Top 50 file formats in the KB e-Depot

29 April 2015

The current version of the KB’s digital repository system (e-Depot) doesn’t include any tools for automated file format identification yet. Our previous DIAS system didn’t have identification functionality either. As a result, information on file formats in digital our collections is largely based on publisher metadata and file extensions. Neither are necessarily correct. Moreover, previous analyses revealed a number of prevalent file extensions that could not be easily linked to a specific format. One result of this situation was that we couldn’t even reliably tell to what extent patrons were able to view e-Depot content on the PCs in our reading rooms (the obviously common formats aside).
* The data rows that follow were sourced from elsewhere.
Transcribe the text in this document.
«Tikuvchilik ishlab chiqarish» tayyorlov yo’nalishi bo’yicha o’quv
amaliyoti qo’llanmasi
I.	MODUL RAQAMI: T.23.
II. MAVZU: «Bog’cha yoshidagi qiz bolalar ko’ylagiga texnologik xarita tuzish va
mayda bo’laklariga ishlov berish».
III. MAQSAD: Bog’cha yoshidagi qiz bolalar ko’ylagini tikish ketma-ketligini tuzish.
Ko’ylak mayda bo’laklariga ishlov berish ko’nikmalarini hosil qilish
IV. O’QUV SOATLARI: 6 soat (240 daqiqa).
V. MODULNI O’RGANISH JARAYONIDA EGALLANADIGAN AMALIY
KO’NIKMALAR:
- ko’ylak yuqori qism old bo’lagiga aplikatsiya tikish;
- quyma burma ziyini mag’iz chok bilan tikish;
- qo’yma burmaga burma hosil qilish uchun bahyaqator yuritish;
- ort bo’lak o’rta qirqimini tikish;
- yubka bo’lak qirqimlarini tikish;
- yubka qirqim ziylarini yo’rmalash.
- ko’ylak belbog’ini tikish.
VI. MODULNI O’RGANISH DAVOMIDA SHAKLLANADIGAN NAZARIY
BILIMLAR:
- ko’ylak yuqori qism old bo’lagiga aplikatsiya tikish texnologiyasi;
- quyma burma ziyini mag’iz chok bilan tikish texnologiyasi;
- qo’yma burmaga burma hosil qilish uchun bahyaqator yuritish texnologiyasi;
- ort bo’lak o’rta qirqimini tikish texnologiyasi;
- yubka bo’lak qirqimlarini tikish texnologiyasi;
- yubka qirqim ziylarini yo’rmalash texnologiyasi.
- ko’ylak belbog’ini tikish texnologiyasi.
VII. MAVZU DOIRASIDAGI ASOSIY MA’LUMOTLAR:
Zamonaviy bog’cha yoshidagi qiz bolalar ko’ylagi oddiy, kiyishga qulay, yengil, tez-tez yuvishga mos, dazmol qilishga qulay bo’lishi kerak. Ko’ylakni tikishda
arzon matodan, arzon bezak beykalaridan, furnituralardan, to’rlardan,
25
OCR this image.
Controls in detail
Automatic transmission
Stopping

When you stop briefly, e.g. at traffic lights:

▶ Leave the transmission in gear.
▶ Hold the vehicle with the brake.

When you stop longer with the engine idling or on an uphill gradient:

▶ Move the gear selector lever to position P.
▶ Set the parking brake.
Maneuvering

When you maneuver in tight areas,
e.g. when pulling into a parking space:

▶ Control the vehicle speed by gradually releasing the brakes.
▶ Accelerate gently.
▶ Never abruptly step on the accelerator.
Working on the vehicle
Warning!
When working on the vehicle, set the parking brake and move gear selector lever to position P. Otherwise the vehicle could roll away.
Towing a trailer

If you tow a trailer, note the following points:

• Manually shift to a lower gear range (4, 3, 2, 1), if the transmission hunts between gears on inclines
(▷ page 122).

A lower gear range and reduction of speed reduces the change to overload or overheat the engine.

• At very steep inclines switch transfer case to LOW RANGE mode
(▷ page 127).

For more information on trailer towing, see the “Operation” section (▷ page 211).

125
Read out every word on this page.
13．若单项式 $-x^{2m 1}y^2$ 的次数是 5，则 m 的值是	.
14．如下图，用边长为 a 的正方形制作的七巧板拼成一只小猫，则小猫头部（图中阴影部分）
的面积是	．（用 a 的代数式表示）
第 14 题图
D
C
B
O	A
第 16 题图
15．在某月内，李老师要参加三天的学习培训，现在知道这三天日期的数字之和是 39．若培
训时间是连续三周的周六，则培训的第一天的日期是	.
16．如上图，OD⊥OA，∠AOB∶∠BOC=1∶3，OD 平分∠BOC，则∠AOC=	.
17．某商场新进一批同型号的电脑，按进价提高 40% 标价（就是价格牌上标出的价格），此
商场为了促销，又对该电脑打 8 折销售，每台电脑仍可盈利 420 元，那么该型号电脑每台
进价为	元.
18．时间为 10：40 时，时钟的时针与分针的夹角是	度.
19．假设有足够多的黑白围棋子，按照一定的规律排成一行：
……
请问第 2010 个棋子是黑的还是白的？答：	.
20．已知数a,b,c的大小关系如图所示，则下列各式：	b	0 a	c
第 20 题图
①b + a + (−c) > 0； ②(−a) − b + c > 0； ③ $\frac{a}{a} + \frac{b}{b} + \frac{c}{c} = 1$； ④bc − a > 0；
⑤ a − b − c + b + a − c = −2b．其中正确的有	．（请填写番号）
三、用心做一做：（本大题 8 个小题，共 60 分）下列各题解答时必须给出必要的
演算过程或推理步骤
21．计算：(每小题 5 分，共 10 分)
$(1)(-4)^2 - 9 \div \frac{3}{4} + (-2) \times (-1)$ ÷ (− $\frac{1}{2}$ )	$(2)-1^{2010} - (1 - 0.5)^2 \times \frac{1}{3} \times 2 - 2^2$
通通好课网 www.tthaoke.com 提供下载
To get a better view of the formats in our collection, we did an analysis of the “top 50” most prevalent file extensions in our e-Depot: what are the corresponding formats, can these formats be automatically identified, and can we render them in our reading rooms? This blog post summarises the main findings of this work.

Extension counts

As a first step, we compiled a list with file counts for every unique file extension in our e-Depot. Importantly, we did this for all files on the file system, including main files, supplemental content and (original) metadata files. The following chart shows the number of files for every extension, sorted in descending order (note that the vertical axis has a logarithmic scale):

Distribution of file formats

The total number of of unique extensions is no less than 1163. Somewhat surprisingly, .gif turned out to be the most prevalent extension at 34 million files¹. Altogether, the 10 most common extensions make up 99% of al files in the e-Depot. There is a long tail of extensions of which less than 10 file objects exist, and these make up for over half of all unique extensions. In the remainder of this blog we will take a closer look at the “top 50” of all file extensions. The full list is too large to include in this blog post, but you can view it as as a table at the following link:

50 most prevalent formats in KB e-Depot by file extension

Analysis of sample dataset

For each extension we extracted about 20 sample files². We then tried to identify each file with Apache Tika (version 1.4) in detector mode. The third column of our table shows the results for each extension. A manual inspection of selected samples revealed some further details, which are listed in the fourth column of the table (you may need to use the scrollbar at the bottom to view it). One interesting finding was that Matlab Figure files were misidentified by Apache Tika as either application/x-xfig or image/jpeg.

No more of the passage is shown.